Très tôt le matin du 6 août, nous nous retrouvons devant les bureaux du gouverneur de la province Ngozi. Celui-ci n’était pas là. Occupé par ses fonctions, les contacts téléphoniques et physiques n’ont cessé de s’établir.
Finalement l’entretien avec le gouverneur de Ngozi a eu lieu depuis 15 heures en faisant une longue marche de 4 heures sur à peu près 15 kilomètres en partant de Maridadi (commune Busiga) vers le centre-ville de Ngozi.
Cet entretien avec le gouverneur de Ngozi a eu lieu une heure après celui du président du conseil d’administration du COCOCA-Horamama Coffee Dry Mill.

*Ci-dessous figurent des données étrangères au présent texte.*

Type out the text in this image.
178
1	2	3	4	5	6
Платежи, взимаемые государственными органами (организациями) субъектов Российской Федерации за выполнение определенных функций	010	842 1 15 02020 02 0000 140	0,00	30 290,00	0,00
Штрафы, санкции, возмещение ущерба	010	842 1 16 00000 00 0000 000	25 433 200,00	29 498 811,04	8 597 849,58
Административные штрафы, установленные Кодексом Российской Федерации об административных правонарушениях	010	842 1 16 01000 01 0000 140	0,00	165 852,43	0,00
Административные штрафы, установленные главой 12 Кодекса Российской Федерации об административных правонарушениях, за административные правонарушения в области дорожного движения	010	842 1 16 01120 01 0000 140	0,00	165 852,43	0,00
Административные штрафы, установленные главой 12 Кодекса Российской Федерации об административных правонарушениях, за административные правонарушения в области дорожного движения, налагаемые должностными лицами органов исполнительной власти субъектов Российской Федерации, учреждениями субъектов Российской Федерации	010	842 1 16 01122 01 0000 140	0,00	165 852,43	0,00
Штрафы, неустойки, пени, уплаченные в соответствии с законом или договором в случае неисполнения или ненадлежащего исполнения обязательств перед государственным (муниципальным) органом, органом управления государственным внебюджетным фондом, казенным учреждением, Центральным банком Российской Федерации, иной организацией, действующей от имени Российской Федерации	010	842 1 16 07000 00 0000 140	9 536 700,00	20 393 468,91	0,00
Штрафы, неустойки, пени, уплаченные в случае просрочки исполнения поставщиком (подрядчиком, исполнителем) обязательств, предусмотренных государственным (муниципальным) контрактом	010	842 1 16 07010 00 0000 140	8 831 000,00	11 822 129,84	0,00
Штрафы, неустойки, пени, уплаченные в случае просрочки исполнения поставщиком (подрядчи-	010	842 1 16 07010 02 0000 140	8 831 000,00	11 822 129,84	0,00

Celui-ci est venu de Kibimba, en commune Giheta dans la province Gitega à plus de 150 km pour venir nous accorder l’interview.
L’amélioration de la qualité du café, un circuit connu
Albert Nduwimana, gouverneur de la province Ngozi : « Pour un kg de café cerise vendu, chaque commune bénéficie de 11 FBu »
Près de 600 mille familles sont des caféiculteurs et cette culture fournit jusqu’à 80% des recettes d’exportation en devises pour le pays. « Pour la bonne maîtrise de la chaîne de production du café, l’administration surveille d’abord les prix du café cerise que les associations et les coopératives donnent aux caféiculteurs. Ensuite, nous intervenons dans la sensibilisation sur l’entretien de cette culture», déclare Albert Nduwimana, gouverneur de la province Ngozi.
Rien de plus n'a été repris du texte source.